On the festival of Chanukah, we celebrate the victory of the small army of Maccabees over the oppressive Greek warlords. It was the victory of the small group of faithful against the large hordes of the faithless. Miraculously, the few overwhelmed the many.
Yet, the focus of the festival of Chanukah seems to highlight the smaller miracle of the jar of oil. The little jar of oil that was found untouched and pure, and that had enough oil to last for one day, lasted, in fact, for the eight days needed to produce more oil. The Maharal asks the question why such emphasis is put on such a wonderful yet small miracle, which is much less impactful than the victory of the few against the many. The military victory, the Maharal explains, was a great miracle. Yet, the source of such a great miracle can usually be confused with military power and tactics. The Divine origins of such a victory can be lost amidst the din of the pompous self-adulation of the generals and the victors.

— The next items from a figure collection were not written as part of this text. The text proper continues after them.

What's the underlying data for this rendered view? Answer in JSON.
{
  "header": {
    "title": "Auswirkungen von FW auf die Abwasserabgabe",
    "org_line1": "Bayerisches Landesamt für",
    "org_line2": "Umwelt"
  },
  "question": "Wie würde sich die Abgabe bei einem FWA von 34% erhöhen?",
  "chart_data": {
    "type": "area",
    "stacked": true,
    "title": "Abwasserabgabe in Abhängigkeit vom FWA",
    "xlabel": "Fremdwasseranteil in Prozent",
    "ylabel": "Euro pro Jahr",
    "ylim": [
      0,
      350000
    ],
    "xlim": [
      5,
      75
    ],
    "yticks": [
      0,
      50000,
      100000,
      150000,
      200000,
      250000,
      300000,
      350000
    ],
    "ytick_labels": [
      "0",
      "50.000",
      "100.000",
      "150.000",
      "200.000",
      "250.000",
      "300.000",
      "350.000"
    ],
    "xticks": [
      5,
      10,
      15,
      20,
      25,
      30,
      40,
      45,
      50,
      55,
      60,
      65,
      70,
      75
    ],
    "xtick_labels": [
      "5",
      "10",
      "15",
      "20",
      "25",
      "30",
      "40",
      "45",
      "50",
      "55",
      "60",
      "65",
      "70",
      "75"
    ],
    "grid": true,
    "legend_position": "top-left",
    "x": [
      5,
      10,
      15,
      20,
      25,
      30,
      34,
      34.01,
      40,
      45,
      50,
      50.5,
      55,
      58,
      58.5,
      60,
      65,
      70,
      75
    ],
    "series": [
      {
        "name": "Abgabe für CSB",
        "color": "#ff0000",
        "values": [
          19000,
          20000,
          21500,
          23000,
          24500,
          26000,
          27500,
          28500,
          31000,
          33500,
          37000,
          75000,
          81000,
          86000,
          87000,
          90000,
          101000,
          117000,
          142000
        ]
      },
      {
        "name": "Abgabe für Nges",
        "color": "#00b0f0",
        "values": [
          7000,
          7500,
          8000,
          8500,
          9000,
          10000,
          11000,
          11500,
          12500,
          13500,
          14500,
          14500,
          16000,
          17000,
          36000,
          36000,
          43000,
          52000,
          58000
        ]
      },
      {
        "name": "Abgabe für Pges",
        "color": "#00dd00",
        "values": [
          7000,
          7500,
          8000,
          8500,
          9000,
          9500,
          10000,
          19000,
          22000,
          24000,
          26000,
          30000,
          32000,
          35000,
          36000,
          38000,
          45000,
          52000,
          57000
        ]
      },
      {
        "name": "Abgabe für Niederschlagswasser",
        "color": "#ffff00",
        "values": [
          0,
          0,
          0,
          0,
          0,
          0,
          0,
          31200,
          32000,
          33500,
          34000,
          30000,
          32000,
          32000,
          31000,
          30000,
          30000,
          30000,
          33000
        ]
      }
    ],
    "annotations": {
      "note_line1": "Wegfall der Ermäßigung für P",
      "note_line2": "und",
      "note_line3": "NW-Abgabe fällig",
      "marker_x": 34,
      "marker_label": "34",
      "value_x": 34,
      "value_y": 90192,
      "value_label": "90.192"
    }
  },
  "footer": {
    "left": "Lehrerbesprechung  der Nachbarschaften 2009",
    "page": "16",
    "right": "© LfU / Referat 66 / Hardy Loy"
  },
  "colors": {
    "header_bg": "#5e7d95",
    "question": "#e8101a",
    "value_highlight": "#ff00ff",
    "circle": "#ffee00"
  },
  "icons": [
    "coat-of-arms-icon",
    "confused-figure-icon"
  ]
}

G-d used the jar of oil as a signature, to clarify the author of all miracles.
This is the message we hear in the Haftara read during Hanukkah. Zachariah describes a vision of another menorah with two olive trees on either side. When he asks the angel Gabriel to explain the meaning behind the vision he is told;
“This is the word of HaShem unto Zerubbavel, saying: ‘Not by might, nor by power, but by My spirit, ‘said HaShem of hosts”
It is this vision that became symbolized by the official symbol of the State of Israel, a menorah flanked by two olive branches. As Defense Minister Barak sits in his office, this emblem hangs on his wall. All he has to do is look over his shoulder.